Mr. F. Dauphin, of Cassel, Germany, on page 387 of Der Deutsche Uhrmacher Zeitung, 1905, has described a serious fault of some of the cheap American alarm clocks in the depthings of the escapements and how he remedied it by changing the position of the pins. It is to be regretted that Mr. Dauphin did not state the measurements of the parts as nearly as possible in this article and also give the manufacturer’s name, simply to enable others not as skilled as he is to do what I would do in such a case; namely, to return it to the jobber and get a new and correct movement in its stead free of charge. The American clock manufacturers are very liberal in this respect and never hesitate to take back a movement that was not correct when it left the factory, even when the customer, in the attempt to correct it, has spoiled it; spoiled or not, it goes to the waste pile anyway, when it reaches the factory. I seriously doubt the ability of the average watch repairer to correctly change the position of the pins as suggested; and to change the center of action of the lever is certainly a desperate job. I herewith give a correct drawing of an escape wheel and lever, such as are used in the above cited clocks, made from measurements of the parts of a clock. The drawing is, of course, enlarged. The measurements are: Escape wheel, actual diameter, 18.11 mm.; original diameter, 17 mm.; lever, from pin to pin, outside, 9.3 mm.; distance of centers of wheel and lever, 10.0 mm. I found that all these measurements almost exactly agree with Grossmann’s tables, and I do not doubt at all that they were taken from them. There is only one mistake visible, which is in the shape of the escape teeth, and I fail to see why this was overlooked by those in charge at the factory; the draw is insufficient. It is only from seven to eight degrees, when it should be fifteen degrees. I show this at tooth A, in the drawing, where you can see both dotted lines, measuring the angle of draw; line C as it is and line B as it should be.

Fig. 63.

Notwithstanding the deficient draw, this escapement will work safely as long as the pivot holes are not too large, or worn sideways; but if you want to make it safe you should file the locking faces of teeth slightly under; even if you do not make a model job, you have remedied the fault. Make a disk of 18.11 mm. diameter, put it on the arbor of the wheel and lay a straight edge from the point of the tooth to the center of the disk, so as to see how much it needs to be filed away. Even if this undercutting is not very true it will go.

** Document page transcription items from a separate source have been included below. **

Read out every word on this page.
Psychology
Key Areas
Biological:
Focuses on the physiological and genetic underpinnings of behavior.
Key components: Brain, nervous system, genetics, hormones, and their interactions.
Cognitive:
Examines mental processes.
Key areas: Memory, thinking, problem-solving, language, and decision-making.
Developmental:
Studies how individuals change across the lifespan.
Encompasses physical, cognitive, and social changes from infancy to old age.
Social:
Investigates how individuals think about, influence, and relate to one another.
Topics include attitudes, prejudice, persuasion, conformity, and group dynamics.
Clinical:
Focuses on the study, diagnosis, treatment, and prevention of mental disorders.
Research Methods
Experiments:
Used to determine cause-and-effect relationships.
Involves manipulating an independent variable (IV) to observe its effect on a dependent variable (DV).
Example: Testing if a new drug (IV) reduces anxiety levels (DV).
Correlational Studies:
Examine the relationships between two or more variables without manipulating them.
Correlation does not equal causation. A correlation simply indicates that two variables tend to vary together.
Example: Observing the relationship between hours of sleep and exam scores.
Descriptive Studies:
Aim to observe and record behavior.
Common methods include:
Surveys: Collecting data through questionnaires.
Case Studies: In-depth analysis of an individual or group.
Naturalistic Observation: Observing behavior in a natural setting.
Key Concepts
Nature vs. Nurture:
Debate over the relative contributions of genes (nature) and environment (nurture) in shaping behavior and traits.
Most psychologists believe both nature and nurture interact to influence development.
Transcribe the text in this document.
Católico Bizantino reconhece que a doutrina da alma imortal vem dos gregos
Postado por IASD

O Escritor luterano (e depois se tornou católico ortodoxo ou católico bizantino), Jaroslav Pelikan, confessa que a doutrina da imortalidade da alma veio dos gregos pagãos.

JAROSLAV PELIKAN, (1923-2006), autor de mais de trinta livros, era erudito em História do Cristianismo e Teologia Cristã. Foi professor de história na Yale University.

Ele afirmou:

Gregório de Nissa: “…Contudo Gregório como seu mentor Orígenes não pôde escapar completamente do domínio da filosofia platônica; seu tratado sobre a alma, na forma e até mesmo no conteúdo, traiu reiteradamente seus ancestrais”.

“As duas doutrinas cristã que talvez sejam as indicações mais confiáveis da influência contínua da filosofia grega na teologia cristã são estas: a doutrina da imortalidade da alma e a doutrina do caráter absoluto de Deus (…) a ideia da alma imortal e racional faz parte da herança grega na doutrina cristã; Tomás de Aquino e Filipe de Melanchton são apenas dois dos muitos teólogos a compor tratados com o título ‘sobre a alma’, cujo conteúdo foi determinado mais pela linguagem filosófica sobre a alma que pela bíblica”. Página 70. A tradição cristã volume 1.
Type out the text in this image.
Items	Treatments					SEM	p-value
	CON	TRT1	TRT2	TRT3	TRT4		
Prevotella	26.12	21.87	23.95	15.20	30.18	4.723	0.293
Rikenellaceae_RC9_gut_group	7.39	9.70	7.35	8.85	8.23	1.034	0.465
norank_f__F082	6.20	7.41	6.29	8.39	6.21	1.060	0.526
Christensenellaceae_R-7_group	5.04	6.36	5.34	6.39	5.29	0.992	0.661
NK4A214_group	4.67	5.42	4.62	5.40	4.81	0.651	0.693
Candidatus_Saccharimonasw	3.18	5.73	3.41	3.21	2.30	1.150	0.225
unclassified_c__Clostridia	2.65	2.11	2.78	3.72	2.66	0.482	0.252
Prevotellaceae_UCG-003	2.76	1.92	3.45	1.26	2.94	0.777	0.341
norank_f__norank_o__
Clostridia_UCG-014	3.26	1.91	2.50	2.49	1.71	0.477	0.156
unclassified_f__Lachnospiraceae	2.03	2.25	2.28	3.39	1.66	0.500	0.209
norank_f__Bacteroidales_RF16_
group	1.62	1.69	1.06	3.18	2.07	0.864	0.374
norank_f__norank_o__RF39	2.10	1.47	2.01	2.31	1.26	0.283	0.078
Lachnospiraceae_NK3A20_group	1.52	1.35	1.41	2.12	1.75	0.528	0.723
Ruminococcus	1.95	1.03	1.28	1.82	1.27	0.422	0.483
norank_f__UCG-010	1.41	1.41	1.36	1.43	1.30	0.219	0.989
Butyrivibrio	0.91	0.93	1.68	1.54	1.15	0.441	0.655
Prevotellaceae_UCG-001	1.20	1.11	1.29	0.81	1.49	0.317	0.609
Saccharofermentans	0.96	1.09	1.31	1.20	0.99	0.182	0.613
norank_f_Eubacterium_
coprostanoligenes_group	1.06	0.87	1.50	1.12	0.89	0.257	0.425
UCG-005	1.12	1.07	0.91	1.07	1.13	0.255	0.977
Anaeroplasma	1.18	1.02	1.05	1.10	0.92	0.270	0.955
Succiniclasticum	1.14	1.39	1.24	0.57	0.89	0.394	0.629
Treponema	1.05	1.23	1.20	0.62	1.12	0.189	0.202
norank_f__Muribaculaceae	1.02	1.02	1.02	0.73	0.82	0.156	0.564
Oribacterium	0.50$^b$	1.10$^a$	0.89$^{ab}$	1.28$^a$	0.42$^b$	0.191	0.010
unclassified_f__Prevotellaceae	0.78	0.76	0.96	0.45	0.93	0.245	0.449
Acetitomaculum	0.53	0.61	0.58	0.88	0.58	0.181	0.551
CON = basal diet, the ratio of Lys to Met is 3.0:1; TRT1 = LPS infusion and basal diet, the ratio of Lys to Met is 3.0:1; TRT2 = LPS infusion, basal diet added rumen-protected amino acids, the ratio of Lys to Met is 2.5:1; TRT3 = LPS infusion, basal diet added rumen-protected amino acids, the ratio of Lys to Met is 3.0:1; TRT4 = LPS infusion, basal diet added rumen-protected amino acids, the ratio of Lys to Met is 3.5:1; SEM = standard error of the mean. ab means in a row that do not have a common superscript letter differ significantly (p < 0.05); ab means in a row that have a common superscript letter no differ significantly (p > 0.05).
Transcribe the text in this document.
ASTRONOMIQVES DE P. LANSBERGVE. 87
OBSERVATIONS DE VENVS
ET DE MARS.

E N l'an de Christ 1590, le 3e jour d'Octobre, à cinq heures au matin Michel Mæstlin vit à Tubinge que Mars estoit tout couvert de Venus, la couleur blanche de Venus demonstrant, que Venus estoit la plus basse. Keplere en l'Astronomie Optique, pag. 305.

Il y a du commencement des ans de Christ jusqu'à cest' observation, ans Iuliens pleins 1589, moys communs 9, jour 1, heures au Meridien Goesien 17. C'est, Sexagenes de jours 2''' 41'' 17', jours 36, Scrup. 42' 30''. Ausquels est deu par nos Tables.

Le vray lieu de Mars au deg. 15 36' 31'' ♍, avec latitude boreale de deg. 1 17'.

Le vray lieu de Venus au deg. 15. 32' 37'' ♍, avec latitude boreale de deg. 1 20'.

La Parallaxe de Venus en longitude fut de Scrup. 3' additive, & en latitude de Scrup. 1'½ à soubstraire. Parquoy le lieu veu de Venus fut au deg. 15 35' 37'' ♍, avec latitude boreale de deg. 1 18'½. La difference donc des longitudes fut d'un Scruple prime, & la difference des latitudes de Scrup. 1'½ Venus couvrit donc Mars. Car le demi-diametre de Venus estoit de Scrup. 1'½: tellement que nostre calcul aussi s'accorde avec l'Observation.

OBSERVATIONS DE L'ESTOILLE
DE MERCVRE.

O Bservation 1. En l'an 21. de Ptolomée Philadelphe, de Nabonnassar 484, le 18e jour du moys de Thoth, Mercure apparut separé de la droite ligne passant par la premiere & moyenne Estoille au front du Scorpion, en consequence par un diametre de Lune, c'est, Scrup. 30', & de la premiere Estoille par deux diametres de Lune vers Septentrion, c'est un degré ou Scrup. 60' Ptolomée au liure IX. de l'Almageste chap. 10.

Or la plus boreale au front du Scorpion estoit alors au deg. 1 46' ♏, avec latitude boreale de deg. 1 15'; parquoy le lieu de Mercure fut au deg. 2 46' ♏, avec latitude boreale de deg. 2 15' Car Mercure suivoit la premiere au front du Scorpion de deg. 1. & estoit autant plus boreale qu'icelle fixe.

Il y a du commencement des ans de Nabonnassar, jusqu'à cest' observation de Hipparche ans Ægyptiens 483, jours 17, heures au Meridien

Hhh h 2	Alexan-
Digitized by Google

To Measure Wheels with Odd Numbers of Teeth.—This is a job that so frequently comes to the watchmaker who has to replace wheels or pinions that the following simple method should be generally appreciated. It depends upon the fact that the radius of a circle, R, [Fig. 64], equals the versed sine E (dotted) plus the cosine B. If we stand such a wheel on the points of the teeth, A C, and measure it we shall get the length of the line T B only, when what we really need is the length of the lines T B E, to give us the real diameter for our wheel, and E we find has been cut away, so that we cannot measure it. Say it is a 15-tooth escape wheel, then by standing the old wheel up on the anvil of a vertical micrometer, resting it on two of its teeth, as shown in [Fig. 64], the measuring screw can be brought in contact with the tooth diametrically opposite the space between the two teeth on the anvil, and a measurement taken, which will be less than the full diameter by the versed sine of 12 degrees (half the angle included between two adjoining teeth). By bringing each tooth in succession to the top, such a wheel could be measured in fifteen different directions, which would vary slightly, owing to the fact that some of the teeth may be bent a little, but the mean of these measures should be what the wheel would measure were the teeth in their original shape. If a tooth was badly bent the three measures in which it was involved could be rejected, and the mean of the other twelve measures taken as the correct value and found to be, we will say, 0.732 inch. Consulting a table of natural sines the cosine of 12 degrees is found to be 0.97815, which subtracted from 1 gives 0.02185 as the versed sine. Multiplying this by 0.36 inch (practically one-half of our measured 0.732) to get the approximate radius of the wheel, we get 0.008 inch, the amount to be added to the micrometer measurement in order to get the diameter of the blank.